According to a legal theory I am about to sketch, the Supreme Court would let stand the subsidies that are being paid to people through the Federal health care exchange, in spite of the language in the law that says only state exchanges are entitled to pass on subsidies. Instead, the Supreme Court would say that from a common-law perspective, the subsidies on the Federal exchange are what people have come to expect.

So writes Arnold Kling, former blogger at Econlog, in “The Supreme Court and the Text of the Law.”

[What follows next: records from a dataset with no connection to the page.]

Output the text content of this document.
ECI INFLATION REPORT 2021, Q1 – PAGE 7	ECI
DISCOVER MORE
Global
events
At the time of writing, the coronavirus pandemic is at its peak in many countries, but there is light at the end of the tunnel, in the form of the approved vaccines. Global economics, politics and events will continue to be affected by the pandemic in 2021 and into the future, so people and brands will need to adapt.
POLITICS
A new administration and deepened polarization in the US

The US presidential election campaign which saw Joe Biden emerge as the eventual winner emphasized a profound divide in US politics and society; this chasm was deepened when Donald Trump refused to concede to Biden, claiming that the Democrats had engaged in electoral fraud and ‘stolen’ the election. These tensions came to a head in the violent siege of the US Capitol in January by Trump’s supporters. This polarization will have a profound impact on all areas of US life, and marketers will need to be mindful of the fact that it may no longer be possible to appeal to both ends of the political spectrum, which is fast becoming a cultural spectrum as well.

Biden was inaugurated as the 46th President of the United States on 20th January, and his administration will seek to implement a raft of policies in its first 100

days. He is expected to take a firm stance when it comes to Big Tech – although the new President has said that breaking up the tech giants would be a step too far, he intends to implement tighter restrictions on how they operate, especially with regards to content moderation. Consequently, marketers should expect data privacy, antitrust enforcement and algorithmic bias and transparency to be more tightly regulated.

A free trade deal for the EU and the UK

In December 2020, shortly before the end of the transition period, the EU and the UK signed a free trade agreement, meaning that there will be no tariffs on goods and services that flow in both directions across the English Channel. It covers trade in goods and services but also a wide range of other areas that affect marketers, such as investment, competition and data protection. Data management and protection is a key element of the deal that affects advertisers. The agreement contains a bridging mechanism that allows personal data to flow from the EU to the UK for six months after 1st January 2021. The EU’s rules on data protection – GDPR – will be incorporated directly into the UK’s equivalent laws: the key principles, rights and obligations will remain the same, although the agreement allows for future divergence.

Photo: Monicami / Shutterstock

My question is “which people?”

The Obama administration decided that, despite the law’s language, the subsidies apply even in states whose governments have not set up their own exchanges. So it’s clear what the Obama administration’s expectations were. But that’s a small number of people. Well then, maybe we could look at what one of the architects of the law, Jonathan Gruber, thought it meant. Gruber thought (see here, starting at the 31:50 point) that the subsidies would not apply in states that didn’t set up the exchanges. Maybe we could look at what Oklahoma’s attorney general Scott Pruitt thought it meant. He agreed with Gruber.

The problem with the “what people have come to expect” is that it gives weight to some people’s expectations over those of other people. How does one find a way out? That’s hard when all we have is expectations. It’s easy, though, when we actually have a fairly clearly written law. The way out is to insist that the law be interpreted as written.